Entretien réalisé par Romaric Godin pour Médiapart le 1er août 2018 dans le cadre de la série « Penser avec Marx (2/6) »

Entretien avec Cédric Durand sur la vision marxiste de la financiarisation de l’économie. Selon lui, elle n’est pas un moyen de régler les contradictions du capitalisme, mais de les déplacer dans le temps.

Cédric Durand, maître de conférences à l’université Paris XIII, est l’un des principaux représentants de l’actuelle école marxiste française en économie. Il s’est particulièrement intéressé au phénomène de la financiarisation, un élément souvent négligé par les marxismes orthodoxes. Avec la crise de 2007-2008 cependant, l’importance de la finance dans le capitalisme moderne est devenue évidente. En 2013, Cédric Durand a publié un ouvrage, Le Capital fictif (éditions Les Prairies ordinaires), qui explore l’impact de ce phénomène financier sur la nature et l’évolution du capitalisme. Cinq ans plus tard, dans le cadre de notre série sur la postérité intellectuelle de Marx, dont on fête le bicentenaire de la naissance, l’économiste nous a accordé un entretien.

Quel est selon vous l’apport de Karl Marx à la compréhension de la financiarisation de l’économie ?

Cédric Durand : En ce qui concerne la finance, la position de Karl Marx se situe à mi-chemin entre Friedrich Hayek et John Maynard Keynes. Comme ce dernier, il pense qu’il se passe quelque chose qui n’est pas de l’ordre de la simple distribution de l’épargne, et qu’en anticipant sur la richesse qui sera produite, la finance facilite l’expansion du capitalisme. Le système financier s’est excessivement sophistiqué. Cette créativité vise à repousser les propres limites du capitalisme.

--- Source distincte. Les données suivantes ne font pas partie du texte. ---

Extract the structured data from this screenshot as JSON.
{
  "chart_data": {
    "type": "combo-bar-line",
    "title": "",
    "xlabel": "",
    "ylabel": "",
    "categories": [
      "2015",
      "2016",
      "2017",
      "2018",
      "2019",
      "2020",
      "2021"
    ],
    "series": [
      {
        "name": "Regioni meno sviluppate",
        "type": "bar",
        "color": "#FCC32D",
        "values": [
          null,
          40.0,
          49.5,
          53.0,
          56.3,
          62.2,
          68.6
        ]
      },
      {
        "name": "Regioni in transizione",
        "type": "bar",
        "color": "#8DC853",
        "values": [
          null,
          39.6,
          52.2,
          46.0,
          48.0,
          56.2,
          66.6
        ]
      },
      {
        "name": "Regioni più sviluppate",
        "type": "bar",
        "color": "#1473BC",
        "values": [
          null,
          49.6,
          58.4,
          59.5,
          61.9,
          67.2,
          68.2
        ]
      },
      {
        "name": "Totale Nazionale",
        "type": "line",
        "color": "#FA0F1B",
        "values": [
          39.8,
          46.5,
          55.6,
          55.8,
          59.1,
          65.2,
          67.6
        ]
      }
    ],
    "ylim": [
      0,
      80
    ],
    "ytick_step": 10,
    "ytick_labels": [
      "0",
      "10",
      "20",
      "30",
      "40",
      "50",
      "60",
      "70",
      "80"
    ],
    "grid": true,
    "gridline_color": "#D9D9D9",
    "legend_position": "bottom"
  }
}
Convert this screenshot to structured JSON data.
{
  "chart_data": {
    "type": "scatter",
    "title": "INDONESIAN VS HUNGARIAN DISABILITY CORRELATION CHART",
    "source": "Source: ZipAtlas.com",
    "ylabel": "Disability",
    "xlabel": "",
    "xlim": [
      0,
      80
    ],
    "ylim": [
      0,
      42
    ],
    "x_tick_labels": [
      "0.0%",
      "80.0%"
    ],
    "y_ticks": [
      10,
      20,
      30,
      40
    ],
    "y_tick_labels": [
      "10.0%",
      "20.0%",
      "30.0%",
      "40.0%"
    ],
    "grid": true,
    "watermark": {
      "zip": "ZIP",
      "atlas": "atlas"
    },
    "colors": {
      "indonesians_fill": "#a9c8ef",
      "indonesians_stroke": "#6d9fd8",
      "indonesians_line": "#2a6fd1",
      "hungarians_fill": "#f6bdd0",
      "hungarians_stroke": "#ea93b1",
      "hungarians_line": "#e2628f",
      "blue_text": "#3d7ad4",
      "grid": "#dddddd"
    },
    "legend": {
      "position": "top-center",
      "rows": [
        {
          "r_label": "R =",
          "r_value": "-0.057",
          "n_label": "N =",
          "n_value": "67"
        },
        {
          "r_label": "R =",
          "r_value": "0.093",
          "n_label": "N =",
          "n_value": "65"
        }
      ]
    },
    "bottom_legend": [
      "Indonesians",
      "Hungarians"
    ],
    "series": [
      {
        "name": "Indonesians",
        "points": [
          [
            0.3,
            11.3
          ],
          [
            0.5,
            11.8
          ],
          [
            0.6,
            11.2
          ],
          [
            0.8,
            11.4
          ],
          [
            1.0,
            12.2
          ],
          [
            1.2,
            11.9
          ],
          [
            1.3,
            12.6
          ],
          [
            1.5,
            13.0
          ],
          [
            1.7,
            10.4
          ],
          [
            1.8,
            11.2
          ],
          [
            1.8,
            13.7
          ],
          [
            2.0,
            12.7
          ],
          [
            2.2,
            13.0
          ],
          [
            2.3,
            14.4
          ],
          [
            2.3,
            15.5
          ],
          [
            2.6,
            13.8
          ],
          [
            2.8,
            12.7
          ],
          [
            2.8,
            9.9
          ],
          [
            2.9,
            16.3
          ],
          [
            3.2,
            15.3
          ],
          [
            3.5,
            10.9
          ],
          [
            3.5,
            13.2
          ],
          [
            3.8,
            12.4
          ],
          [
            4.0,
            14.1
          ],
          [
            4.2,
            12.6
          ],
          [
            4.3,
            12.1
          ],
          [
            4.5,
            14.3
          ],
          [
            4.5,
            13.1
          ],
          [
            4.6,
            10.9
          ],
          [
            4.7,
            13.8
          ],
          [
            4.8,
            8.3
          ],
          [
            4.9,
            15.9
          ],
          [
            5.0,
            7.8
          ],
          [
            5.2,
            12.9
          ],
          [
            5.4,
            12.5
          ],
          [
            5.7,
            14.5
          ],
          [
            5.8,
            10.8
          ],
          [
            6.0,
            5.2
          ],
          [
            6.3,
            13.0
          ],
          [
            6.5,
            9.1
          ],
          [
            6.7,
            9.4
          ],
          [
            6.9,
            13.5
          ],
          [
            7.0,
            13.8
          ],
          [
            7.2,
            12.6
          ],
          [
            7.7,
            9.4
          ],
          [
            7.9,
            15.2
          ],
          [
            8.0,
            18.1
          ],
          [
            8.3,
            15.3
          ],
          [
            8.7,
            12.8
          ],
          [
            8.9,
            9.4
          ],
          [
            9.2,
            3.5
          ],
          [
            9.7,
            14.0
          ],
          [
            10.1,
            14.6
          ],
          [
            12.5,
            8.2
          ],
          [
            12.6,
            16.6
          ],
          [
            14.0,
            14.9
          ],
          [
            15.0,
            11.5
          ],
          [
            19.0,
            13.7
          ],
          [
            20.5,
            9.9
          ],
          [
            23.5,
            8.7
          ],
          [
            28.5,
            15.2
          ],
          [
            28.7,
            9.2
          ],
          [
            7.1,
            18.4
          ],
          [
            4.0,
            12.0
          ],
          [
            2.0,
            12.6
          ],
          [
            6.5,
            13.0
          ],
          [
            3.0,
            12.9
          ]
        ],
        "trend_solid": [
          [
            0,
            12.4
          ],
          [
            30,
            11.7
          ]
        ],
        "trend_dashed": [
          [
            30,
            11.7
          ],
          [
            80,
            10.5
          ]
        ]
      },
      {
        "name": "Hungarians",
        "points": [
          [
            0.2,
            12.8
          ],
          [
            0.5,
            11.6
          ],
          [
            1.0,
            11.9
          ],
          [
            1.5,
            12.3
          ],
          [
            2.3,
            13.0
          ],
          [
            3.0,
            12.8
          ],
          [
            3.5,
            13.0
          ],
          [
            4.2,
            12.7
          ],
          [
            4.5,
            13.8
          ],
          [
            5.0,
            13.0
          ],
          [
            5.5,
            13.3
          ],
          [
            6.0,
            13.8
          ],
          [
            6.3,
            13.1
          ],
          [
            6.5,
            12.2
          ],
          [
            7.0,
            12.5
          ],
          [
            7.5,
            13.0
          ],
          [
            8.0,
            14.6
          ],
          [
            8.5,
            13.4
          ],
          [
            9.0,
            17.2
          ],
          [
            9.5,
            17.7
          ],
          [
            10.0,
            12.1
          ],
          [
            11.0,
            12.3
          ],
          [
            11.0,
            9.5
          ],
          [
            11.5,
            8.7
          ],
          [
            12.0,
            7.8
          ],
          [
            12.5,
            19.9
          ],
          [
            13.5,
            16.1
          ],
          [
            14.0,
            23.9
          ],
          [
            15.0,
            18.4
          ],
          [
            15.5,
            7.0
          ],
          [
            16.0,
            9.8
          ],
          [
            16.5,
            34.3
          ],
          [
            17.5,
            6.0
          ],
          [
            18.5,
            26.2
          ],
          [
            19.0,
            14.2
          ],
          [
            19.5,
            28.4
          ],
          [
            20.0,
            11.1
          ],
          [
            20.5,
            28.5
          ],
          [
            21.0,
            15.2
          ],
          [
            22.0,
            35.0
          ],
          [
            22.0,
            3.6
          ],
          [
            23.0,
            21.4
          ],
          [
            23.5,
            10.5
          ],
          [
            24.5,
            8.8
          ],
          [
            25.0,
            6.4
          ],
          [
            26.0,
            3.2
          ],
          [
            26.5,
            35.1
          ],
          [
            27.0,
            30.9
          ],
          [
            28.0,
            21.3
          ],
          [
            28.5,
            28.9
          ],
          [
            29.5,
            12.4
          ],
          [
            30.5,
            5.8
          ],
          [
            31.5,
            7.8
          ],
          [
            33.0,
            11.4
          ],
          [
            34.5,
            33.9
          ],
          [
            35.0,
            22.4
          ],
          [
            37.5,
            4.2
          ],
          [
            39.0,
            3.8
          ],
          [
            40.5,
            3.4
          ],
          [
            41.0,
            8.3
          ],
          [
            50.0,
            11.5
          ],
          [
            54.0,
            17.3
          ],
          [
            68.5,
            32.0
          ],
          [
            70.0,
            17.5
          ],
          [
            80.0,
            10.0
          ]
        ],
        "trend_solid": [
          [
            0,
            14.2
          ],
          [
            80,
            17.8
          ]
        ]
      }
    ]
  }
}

Mais Marx rejoint également Hayek en mettant en lumière l’aspect délirant de cette fuite en avant fondée sur des paris qui ne peuvent être tous gagnés. La création de richesse anticipée n’est pas certaine de se réaliser. Autrement dit, les projets validés par la finance tendent à excéder les potentialités productives. Pour l’économiste autrichien, dès que les investissements financés par le crédit excèdent l’épargne, ils dépassent aussitôt les ressources réelles disponibles. Un ajustement sous forme de crise est alors inéluctable : soit la consommation doit se comprimer, soit des capacités productives doivent être mises à l’arrêt. Mais Hayek raisonne dans une économie figée. Les paris sont forcément perdus et l’ajustement est toujours inévitable. Pour Marx en revanche, le pari est parfois gagné et le crédit favorise alors la croissance.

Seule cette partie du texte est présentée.